Thousands of French trade unionists took to the streets on Thursday to denounce President Emmanuel Macron, but low turnouts suggested the resistance is running out of steam.
Numbers have steadily dwindled from a peak of around a quarter of a million who took to the streets nationwide on September 12, the first major demonstration against Macron's reform agenda seen as pro-business.
"I hope people will wake up," said Johann Le Saux, a 38-year-old railway worker and activist of France's largest union, the CGT, which called the protest along with the smaller Solidaires union.
"It's not over, we're not giving up at all," Le Saux told AFP in the western city of Rennes.
The CGT estimated the turnout in Paris at around 25,000, down sharply from the 60,000 they claimed on September 12. Police estimated Thursday's crowd at 5,500.

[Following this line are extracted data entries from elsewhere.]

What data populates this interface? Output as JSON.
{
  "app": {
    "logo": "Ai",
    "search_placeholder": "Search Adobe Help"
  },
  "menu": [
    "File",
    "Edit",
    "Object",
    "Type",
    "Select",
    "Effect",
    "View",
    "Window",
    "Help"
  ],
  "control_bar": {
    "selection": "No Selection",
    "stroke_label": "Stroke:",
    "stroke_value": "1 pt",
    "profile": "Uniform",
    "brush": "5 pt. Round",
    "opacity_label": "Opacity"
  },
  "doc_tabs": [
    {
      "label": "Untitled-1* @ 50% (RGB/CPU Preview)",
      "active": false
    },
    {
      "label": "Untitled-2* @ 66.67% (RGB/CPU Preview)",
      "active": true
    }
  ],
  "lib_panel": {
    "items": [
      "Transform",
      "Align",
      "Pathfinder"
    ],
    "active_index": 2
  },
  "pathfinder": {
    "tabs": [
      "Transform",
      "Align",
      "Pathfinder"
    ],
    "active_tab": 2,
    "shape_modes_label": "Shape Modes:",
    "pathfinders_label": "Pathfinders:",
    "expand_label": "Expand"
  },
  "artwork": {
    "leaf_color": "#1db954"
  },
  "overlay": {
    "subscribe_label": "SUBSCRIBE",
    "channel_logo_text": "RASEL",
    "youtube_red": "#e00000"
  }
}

CGT leader Philippe Martinez, leading protests in Marseille to demand the repeal of major changes to labour laws which took effect last month, insisted "we are determined to see this through."
Martinez has been one of the most vocal critics of Macron since his election in May, and the CGT has spearheaded what has so far been a largely ineffective round of strikes and demonstrations to demand that the government change tack.
As with two protest days in September, the unions failed to mount a united front, with the more moderate CFDT and FO preferring talks over demonstrations.
The CGT and Solidaires are hoping a meeting of all the unions next Tuesday will bring FO and others back into the streets.
Commenting on the splintering of the union movement, analyst Jean-Marie Pernot told the daily Le Monde that the unions have become "inaudible to the workers, not to mention the government."
Macron, who fast-tracked the labour reforms using executive orders to avoid lengthy parliamentary debate, has staked his presidency on overhauling France's sluggish economy.
The president insists he has a mandate for change after handily winning election in May and seeing his centrist LREM party sweep June parliamentary polls.
But his popularity has plummeted, with only 34 percent of respondents in an Ipsos Game Changers survey out Wednesday saying they had a favourable view of the former investment banker.
The government says the reforms are necessary to rein in unemployment currently stuck at around 9.6 percent -- about twice that of Britain or Germany and well above the European average of 7.8 percent.
It has already launched the next stage of the "transformation" of the French social model promised by Macron.
He proposes major changes to France's generous unemployment benefits system, as well as large increases in state-funded training aimed at helping the unemployed back into the workplace.
A draft bill is set for completion in April.